La Treponema pallidum es una bacteria que está detrás de cuatro enfermedades: pinta, bejel, pian y la más conocida, sífilis.

LA NACION

En la sabana de Bogotá (al sur de la capital colombiana), en un refugio rocoso, encontraron en la década de los setenta del siglo pasado los restos de un hombre de unos 40 años. Formaba parte de un grupo de cazadores recolectores de no más de 20 personas. La datación por radiocarbono indica que vivió en la región hace cinco milenios y medio.

De entre sus restos, conservados en el Museo Nacional de Colombia, un grupo de investigadores obtuvo recientemente la autorización para quitarle una pequeña porción de la tibia de una de sus piernas. Al pulverizarla para obtener su material genético, descubrieron que el 0,0019% no era humano, sino que pertenecía a la Treponema pallidum, una bacteria que está detrás de cuatro enfermedades: pinta, bejel, pian y la más conocida, sífilis. El hallazgo ayuda a conocer el origen del misterioso patógeno.

“No la buscábamos, la encontramos, fue un hallazgo algo fortuito”, dice Miguel Delgado, antropólogo de la Universidad Nacional de La Plata (Argentina) y coautor de esta investigación, publicada en Science. El estudio genético de este individuo, llamado TE1-3, detalla el ADN más antiguo obtenido de la T. pallidum hasta la fecha.

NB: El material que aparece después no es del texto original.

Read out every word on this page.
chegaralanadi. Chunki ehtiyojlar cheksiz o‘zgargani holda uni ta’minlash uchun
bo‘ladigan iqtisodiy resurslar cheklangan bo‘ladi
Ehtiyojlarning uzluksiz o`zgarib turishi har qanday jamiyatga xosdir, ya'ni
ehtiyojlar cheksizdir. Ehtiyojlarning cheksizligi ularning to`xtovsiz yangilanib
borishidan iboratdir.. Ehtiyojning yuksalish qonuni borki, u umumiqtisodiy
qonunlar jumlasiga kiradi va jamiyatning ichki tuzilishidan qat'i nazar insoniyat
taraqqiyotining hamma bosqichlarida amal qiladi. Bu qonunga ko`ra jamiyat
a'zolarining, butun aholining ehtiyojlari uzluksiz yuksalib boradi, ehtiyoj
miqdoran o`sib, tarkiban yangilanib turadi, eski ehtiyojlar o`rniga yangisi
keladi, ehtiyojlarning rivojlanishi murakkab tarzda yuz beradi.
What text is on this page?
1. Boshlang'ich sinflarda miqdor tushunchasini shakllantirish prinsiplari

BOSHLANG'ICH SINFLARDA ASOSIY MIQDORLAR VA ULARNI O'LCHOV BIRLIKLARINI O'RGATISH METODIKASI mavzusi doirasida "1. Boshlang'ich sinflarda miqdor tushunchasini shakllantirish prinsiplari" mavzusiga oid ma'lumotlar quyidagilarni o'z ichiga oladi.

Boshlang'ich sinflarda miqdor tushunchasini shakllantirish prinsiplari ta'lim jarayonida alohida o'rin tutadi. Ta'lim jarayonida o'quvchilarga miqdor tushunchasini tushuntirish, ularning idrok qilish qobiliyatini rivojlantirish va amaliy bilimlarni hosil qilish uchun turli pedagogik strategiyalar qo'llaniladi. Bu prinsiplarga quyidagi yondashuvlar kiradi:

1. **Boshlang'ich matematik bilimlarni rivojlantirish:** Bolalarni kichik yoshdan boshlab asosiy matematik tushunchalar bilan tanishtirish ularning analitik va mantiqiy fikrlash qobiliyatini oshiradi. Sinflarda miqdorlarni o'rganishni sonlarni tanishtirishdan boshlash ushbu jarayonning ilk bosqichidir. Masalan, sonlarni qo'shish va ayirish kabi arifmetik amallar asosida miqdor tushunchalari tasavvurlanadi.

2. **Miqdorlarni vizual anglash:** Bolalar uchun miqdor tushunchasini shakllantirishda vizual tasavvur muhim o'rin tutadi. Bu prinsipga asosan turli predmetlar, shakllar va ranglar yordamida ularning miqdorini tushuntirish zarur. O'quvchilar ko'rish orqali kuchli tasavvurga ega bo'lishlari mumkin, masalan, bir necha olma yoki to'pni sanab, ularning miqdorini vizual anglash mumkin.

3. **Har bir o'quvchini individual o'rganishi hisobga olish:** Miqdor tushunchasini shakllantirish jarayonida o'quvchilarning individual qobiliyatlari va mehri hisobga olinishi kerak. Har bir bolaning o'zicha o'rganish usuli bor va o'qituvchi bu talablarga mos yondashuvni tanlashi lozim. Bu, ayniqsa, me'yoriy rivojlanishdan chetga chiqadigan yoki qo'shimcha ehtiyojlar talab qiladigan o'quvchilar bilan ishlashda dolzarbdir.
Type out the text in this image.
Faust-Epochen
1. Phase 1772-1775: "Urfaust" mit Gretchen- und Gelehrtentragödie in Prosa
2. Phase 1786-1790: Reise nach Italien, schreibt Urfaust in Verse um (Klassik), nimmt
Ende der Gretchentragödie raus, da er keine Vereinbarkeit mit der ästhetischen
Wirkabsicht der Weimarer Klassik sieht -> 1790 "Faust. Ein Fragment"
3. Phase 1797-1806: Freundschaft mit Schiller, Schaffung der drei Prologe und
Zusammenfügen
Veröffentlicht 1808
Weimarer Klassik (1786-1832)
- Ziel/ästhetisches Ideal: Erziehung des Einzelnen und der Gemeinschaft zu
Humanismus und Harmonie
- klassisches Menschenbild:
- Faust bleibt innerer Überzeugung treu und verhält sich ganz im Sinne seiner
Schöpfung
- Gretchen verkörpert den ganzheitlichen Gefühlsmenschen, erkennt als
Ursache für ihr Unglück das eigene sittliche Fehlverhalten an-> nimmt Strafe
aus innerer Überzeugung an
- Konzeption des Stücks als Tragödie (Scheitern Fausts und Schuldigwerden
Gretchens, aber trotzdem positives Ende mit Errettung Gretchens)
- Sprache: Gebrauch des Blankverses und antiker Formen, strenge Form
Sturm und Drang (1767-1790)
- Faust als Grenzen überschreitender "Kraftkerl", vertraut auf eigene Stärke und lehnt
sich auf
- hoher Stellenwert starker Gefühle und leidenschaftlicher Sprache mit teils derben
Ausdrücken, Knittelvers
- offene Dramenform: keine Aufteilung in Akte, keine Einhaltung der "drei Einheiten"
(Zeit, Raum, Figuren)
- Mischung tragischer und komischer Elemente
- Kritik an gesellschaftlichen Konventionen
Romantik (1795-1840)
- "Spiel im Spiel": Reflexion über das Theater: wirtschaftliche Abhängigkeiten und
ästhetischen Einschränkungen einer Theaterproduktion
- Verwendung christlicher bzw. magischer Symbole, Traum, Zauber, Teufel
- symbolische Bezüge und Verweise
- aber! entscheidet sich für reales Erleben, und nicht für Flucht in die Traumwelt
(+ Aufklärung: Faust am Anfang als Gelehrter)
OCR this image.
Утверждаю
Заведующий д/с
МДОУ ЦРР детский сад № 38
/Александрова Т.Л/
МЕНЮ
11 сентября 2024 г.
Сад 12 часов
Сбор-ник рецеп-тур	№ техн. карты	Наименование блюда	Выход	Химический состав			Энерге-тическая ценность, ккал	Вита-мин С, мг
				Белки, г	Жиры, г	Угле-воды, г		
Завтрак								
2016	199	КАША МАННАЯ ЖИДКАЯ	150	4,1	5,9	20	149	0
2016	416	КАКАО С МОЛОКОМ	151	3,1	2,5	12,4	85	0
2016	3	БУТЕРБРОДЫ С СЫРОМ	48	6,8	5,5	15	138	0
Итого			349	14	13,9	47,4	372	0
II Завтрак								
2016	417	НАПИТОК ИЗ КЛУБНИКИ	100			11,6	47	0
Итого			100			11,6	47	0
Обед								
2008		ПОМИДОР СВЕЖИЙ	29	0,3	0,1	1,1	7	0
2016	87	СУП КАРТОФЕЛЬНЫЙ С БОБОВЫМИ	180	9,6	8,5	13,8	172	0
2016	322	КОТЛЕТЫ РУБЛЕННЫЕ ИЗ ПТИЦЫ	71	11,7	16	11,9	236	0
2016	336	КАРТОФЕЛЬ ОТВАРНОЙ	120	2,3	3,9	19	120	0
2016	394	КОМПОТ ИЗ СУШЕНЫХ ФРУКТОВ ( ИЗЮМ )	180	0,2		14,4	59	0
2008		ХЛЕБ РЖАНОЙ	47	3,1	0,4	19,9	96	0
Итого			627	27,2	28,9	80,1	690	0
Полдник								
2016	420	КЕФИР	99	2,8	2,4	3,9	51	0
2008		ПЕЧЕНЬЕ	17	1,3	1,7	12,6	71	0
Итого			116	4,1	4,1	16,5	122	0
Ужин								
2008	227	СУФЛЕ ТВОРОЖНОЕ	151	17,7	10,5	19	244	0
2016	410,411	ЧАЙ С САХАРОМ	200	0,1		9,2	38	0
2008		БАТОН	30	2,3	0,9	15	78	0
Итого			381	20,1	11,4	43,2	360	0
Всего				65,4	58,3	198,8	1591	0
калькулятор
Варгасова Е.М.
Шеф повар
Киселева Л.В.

El hallazgo es aún más relevante porque las treponematosis, término usado para englobar las enfermedades que provocan las distintas subespecies de la bacteria, suelen dejar marcas indelebles en los afectados, en particular en el cráneo y los dientes, pero también en los huesos. Sin embargo, TE1-3 no tiene manifestaciones externas de la infección.

Al analizar su genoma, comparándolo con el de otras 106 muestras de la bacteria, los investigadores vieron que estaba emparentada con tres de las subespecies conocidas, la T. pallidum pallidum, que causa la sífilis, la T. p. endemicum, que está detrás del bejel, y la T. p. pertenue, causante del pian. Las dos últimas provocan lesiones en la piel y están muy limitadas geográficamente en zonas tropicales. La primera es la única que se ha expandido por todo el planeta, contagiándose por vía sexual o de madres a recién nacidos. A pesar del parentesco, todo indica que no es un ancestro, sino que pertenece a un linaje hermano.

Enfermedad casi erradicada

Podría tratarse de un linaje antiguo extinto, “pero también podría ser uno que sobrevivió hasta la actualidad, pero del que aún no hemos secuenciado su ADN moderno”, recuerda Bozzi. Se refiere a que podría ser el ancestro de otra especie bacteriana, la Treponema carateum, responsable de una cuarta treponematosis llamada pinta. El problema, bendito problema, es que esta enfermedad, que castigaba a comunidades de Centroamérica, ha sido prácticamente erradicada. De hecho, la T. carateum se considera extinta y nunca llegó a secuenciarse su genoma, por lo que no van a poder compararla con la de hace 5.500 años.

Sigue el misterio

En 1494, Carlos VIII, rey de Francia, reunió un gran ejército para su nueva campaña contra los territorios italianos. Sus victorias se vieron ensombrecidas por la propagación de una extraña enfermedad por los campamentos de su ejército que, al ser desmovilizado al año siguiente, llevó el mal hasta sus hogares. En cinco años la pandemia se había expandido por toda Europa, afectando a millones de personas, ante el desconcierto de los galenos, que nunca habían visto unos síntomas semejantes. Fue la gran pandemia de sífilis.